Déjeuner de fête à la Pause Café d’Amiens
Alors que le marché de Noël et la grande roue ont pris leurs quartiers dans le centre-ville d’Amiens, la Pause Café du Secours Catholique, qui accueille tous les après-midis pour une collation et un moment fraternel des personnes seules ou en situation de grande précarité, se mue en déjeuner de fête.
Deux grandes tables ont été installées, parées de nappes et de guirlandes. Dans la cuisine attenante, les bénévoles se tiennent prêts pour le service. « Il y a un coup de main à donner ? », s’enquiert Frédéric. « Les tables sont dressées, on a coupé le fromage… », énumère Marie-Céline, à la coordination. À 11 heures, les plats traiteur arrivent. L’opération réchauffage du gratin dauphinois et du poulet en sauce démarre. À 11h35, les premiers convives attendent déjà derrière la porte. « Ce repas de Noël leur fait bien plaisir, commente Daniel, bénévole depuis dix ans. Ils mangent bien, discutent bien. Beaucoup nous demandent de les y inscrire dès le mois de septembre. »
Pour beaucoup d’entre nous, on ne voit plus notre famille, alors Noël remue des choses…
À midi, une trentaine d’hommes et de femmes, de tous âges, saluent les bénévoles et prennent place. Beaucoup se connaissent bien, pour fréquenter les différents lieux solidaires de la ville. Tout le monde trinque : au pétillant, au vin ou à la bière, tous sans alcool. « On est des amis de la rue ! », sourit Dominique, qui confie avoir un logement depuis quelques semaines seulement, après 18 mois passés dans un wagon désaffecté. « C’est la mer qui vient à vous ! », annonce Daniel, proposant les entrées aux crevettes et au saumon.

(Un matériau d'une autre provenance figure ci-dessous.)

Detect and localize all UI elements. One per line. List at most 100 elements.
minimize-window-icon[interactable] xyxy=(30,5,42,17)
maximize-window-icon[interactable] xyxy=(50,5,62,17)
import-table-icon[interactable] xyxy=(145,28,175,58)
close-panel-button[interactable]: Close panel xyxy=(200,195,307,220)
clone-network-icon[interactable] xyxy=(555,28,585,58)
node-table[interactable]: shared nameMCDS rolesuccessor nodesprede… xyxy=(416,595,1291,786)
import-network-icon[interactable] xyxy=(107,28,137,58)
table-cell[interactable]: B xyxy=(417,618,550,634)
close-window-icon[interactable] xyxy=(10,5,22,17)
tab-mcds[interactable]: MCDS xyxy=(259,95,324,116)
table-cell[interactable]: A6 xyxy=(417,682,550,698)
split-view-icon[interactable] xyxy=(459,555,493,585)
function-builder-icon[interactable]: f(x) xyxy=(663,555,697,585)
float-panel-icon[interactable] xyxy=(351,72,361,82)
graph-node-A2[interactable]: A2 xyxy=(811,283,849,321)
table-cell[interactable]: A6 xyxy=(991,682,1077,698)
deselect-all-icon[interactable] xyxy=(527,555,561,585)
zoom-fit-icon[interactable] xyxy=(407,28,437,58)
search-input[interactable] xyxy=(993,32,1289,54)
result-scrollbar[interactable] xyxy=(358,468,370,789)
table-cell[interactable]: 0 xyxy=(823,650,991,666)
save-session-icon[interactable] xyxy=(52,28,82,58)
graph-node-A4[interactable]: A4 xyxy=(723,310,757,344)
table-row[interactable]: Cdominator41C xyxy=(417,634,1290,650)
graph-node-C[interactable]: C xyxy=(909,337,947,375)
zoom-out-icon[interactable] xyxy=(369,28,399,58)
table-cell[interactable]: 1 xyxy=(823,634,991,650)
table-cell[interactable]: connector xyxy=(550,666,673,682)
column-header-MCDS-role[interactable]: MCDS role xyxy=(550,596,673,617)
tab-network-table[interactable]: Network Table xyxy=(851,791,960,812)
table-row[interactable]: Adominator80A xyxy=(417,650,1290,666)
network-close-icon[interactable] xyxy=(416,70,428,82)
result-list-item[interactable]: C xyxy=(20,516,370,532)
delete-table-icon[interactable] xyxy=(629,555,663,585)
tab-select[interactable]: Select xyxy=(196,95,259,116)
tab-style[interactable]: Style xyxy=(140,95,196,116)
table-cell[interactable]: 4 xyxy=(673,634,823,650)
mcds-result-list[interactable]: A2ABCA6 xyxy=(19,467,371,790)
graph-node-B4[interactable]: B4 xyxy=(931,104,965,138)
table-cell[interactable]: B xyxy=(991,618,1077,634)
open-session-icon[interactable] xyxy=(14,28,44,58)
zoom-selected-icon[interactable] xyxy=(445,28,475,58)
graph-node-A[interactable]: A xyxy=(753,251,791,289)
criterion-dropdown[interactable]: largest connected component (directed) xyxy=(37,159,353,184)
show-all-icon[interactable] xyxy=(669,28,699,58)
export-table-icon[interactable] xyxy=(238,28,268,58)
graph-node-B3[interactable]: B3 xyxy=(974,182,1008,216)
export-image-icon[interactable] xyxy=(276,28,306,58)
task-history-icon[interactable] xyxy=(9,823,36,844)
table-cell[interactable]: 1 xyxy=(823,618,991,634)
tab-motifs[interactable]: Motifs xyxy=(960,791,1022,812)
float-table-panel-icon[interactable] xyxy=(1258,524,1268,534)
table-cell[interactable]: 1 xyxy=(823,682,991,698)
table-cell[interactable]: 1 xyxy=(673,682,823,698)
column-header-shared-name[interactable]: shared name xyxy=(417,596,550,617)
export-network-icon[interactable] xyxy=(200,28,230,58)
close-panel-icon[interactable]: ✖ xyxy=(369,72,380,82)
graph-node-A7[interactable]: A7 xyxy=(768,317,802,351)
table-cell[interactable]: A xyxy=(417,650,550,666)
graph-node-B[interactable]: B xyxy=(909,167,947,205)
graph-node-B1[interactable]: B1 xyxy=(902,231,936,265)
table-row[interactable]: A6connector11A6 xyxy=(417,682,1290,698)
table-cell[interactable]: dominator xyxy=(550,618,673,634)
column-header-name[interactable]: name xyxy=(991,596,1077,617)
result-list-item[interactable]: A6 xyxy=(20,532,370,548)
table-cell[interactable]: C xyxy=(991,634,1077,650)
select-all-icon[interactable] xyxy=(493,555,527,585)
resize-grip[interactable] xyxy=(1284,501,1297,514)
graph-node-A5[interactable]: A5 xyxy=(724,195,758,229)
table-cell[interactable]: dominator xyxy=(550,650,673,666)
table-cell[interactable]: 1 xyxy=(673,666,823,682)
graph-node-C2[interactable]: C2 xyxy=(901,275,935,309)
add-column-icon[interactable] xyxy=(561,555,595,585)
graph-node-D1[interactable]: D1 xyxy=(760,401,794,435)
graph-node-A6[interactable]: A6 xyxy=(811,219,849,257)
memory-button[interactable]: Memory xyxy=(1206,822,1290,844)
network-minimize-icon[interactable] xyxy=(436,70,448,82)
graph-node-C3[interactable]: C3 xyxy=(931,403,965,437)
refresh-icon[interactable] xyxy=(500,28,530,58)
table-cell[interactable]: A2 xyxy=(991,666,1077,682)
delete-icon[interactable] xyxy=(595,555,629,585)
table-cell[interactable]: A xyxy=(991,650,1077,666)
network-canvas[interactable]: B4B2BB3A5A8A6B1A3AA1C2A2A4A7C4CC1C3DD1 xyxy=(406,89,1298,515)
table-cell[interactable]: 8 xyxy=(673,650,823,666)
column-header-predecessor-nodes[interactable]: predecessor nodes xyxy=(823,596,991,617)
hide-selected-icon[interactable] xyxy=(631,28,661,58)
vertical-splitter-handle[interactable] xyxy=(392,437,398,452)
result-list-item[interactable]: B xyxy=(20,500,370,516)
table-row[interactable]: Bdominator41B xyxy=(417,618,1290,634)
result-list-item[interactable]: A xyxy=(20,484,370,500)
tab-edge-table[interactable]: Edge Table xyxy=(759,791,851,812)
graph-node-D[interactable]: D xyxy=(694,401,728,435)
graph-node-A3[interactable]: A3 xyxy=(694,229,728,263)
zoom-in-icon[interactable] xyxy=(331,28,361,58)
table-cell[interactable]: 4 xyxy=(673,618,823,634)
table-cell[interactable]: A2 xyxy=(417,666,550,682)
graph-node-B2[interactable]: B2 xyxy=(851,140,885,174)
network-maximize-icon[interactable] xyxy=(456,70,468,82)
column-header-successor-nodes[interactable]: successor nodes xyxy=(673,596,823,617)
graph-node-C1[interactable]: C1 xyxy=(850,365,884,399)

En face de Dominique, Rudy dévore tout avec grand appétit, le bonnet encore sur la tête.
« Noël, c’est une période tristoune », reconnaît Jean-Baptiste, qui vit dans un squat. « Même s’il y a plus de bienveillance des gens à notre égard. Mais pour beaucoup d’entre nous, on ne voit plus notre famille, alors Noël remue des choses… » Pour Marie-Claude, en traitement pour un cancer, les retrouvailles familiales ne sont pas d’actualité. « Comme je ne vois jamais mes enfants et petits-enfants, je fais des puzzles à partir de leurs photos. Ça me fait un souvenir, et je les accroche au mur. » Karine, cheveux longs noués en une demie-queue et yeux clairs, confie aussi que « c’est dur en ce moment ». Hébergée « à droite, à gauche », elle ne croise ses deux plus jeunes enfants placés qu'une heure par semaine. « Je les vois le 23 décembre, je leur donnerai leurs cadeaux. Ce n'est pas facile, mais je n’ai pas le choix. »
« Qui reprend des pommes de terre ? », lance Frédéric à la cantonade, un grand plat à gratin dans les mains. Les candidats ne manquent pas. Après le fromage, une part de bûche au chocolat est servie. Un peu à l’écart et silencieux, Yaya, 28 ans, Guinéen d’origine, boit son café. « Des moments comme ceux-là sont importants. Je suis au chaud, ça m’éloigne un peu de la rue. Je réfléchis, mon esprit vagabonde… », témoigne le jeune homme qui dort dehors, près d’un gymnase, depuis un peu plus d’un mois.
Vers 14h30, la salle s’est vidée. Suzette ferme le tupperware rempli de restes pour son chien. Anne-Françoise, la petite soixantaine, s’en va aussi. Hébergée en foyer, elle passera le réveillon au repas des séniors proposé dans son quartier, « pour me souvenir de ce que j’aurai fait à Noël cette année », dit-elle. D’autres, comme Karine et Jérôme, se retrouveront pour le repas offert par la paroisse voisine. « À demain ! », lance Michel, enfonçant son bonnet sur son crâne dégarni, après avoir aidé à balayer. Pendant les fêtes, pas de trêve pour la Pause Café qui reste ouverte tous les après-midis.